Le 9 mai dernier rappelait le quatre-vingt-dixième anniversaire de la naissance de Sophie Scholl, une jeune allemande, engagée dans la résistance non-violente contre le nazisme. Celle-ci avait grandi dans une famille unie, avec une mère affectueuse et un père extraordinaire pour l’enseignement des valeurs de la civilité et de la culture à ses enfants, nourris d’une foi sincère, luthérienne, sans dogmatisme ni confessionnalisme.
Sophie, après avoir participé encore petite à la “Ligue des filles”, imposée par le régime, prit conscience toujours davantage des injustices et des brimades perpétrées au nom du peuple allemand: elle avait deux amies juives marginalisées malgré leur aspect vraiment “aryen” (alors qu’elle était brune), un professeur avait disparu à l’improviste de l’école, dans sa ville, Ulm, il y avait un camp de concentration pour “politiciens”, son père avait été incarcéré simplement parce qu’il avait émis un jugement négatif sur Hitler… Par ailleurs, en tant que lectrice assidue d’écrivains tels que Stefan Zweig, Hans Carossa, Stefan George, Thomas Mann – presque tous censurés – Sophie ne pouvait supporter qu’un régime puisse condamner comme “dégénérés” des auteurs à elle si chers. Elle réagissait comme elle pouvait: “Même si je n’y connais rien en politique, et que je n’ai même pas envie de la comprendre, je possède quand même assez de bon sens pour savoir ce qui juste et ce qui ne l’est pas, parce que cela n’a rien à voir avec la politique ou la nationalité. Et ça me donne envie de pleurer que de voir la cruauté des hommes de la grande politique, la façon dont ils trahissent leurs frères seulement pour en obtenir un bénéfice”.
Pendant le service civil obligatoire, le sentiment d’une juste opposition au régime et le désir de donner un sens à son action s’accrurent : “Un sens de la vocation ou quelque chose comme ça, je ne l’ai pas. Mais si on veut devenir artiste il faut avant tout devenir une personne. En partant du bas. Je vais essayer de m’améliorer. C’est très difficile” (Lettre à sa sœur Inge, 8.VII.1938).
Quand Sophie s’est aperçue que son frère aîné – Hans –, qu’elle admirait particulièrement, s’était lancé dans des activités secrètes, elle comprit que c’était là le sens qu’elle pouvait donner à sa vie en cette période trouble. Elle dut toutefois le supplier avec insistance pour qu’il l’accepte dans son groupe, car Hans, de par l’éducation qu’il avait reçue et son sentiment de protection envers sa petite sœur, ne voulait pas l’impliquer et, de plus, il pensait que les femmes devaient rester en dehors des actions trop risquées. Mais il dut céder et Sophie adhérât de plein titre à la "Rose Blanche" (le nom donné par Hans au petit groupe d’amis) et devint une conspiratrice active et précieuse, étant donné qu’elle pouvait se déplacer de façon un peu moins risquée, en tant que femme et donc moins contrôlée par les SS.

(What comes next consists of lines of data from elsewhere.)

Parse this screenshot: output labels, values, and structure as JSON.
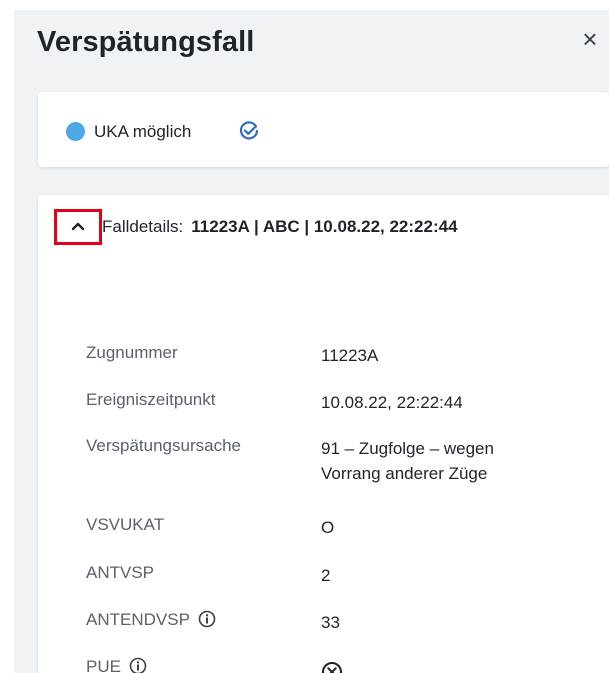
{
  "panel": {
    "title": "Verspätungsfall",
    "close_symbol": "×",
    "close_icon": "close-icon"
  },
  "status": {
    "dot_color": "#4fa8e6",
    "label": "UKA möglich",
    "icon": "check-circle-icon"
  },
  "details": {
    "toggle_icon": "chevron-up-icon",
    "toggle_highlight_color": "#e3001b",
    "label": "Falldetails:",
    "summary": "11223A | ABC | 10.08.22, 22:22:44",
    "rows": [
      {
        "key": "Zugnummer",
        "value": "11223A"
      },
      {
        "key": "Ereigniszeitpunkt",
        "value": "10.08.22, 22:22:44"
      },
      {
        "key": "Verspätungsursache",
        "value_line1": "91 – Zugfolge – wegen",
        "value_line2": "Vorrang anderer Züge"
      },
      {
        "key": "VSVUKAT",
        "value": "O"
      },
      {
        "key": "ANTVSP",
        "value": "2"
      },
      {
        "key": "ANTENDVSP",
        "value": "33",
        "icon": "info-icon"
      },
      {
        "key": "PUE",
        "value_icon": "cross-circle-icon",
        "icon": "info-icon"
      }
    ]
  }
}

Ni Sophie ni ses compagnons de lutte n’étaient des fanatiques d’idéologies à affirmer à tout prix. Ils étaient simplement cohérents avec les valeurs humaines et chrétiennes de fraternité et de justice, et pensaient qu’en cette période historique, leur premier devoir était de se battre contre la barbarie et le mépris de l'homme avec les moyens de la résistance passive. Le noyau de la Rose Blanche était composé de cinq jeunes universitaires allemands qui, au cours de l’année 1942 et durant les premières semaines de 1943, ont défié le régime avec le seul moyen qui leur semblait possible: communiquer la vérité. Ils risquèrent fréquemment leur vie en diffusant, en Allemagne et en Autriche, une série de tracts (six) contre Hitler, imprimés clandestinement, avec pour but de rejoindre le plus grand nombre possible de personnes et leur faire prendre conscience de ce qui se passait réellement («Chaque mot qui sort de la bouche d’Hitler est un mensonge…»). Il s’agissait d’une offensive contre la fausse propagande: communiquer les horreurs qui se perpétraient contre les Juifs, informer des défaites militaires nazies, surtout sur le front russe à Stalingrad, faire appel aux grands idéaux de la culture et aux leçons de l’histoire, exhorter leurs compatriotes à la rébellion, au sabotage, à la désertion.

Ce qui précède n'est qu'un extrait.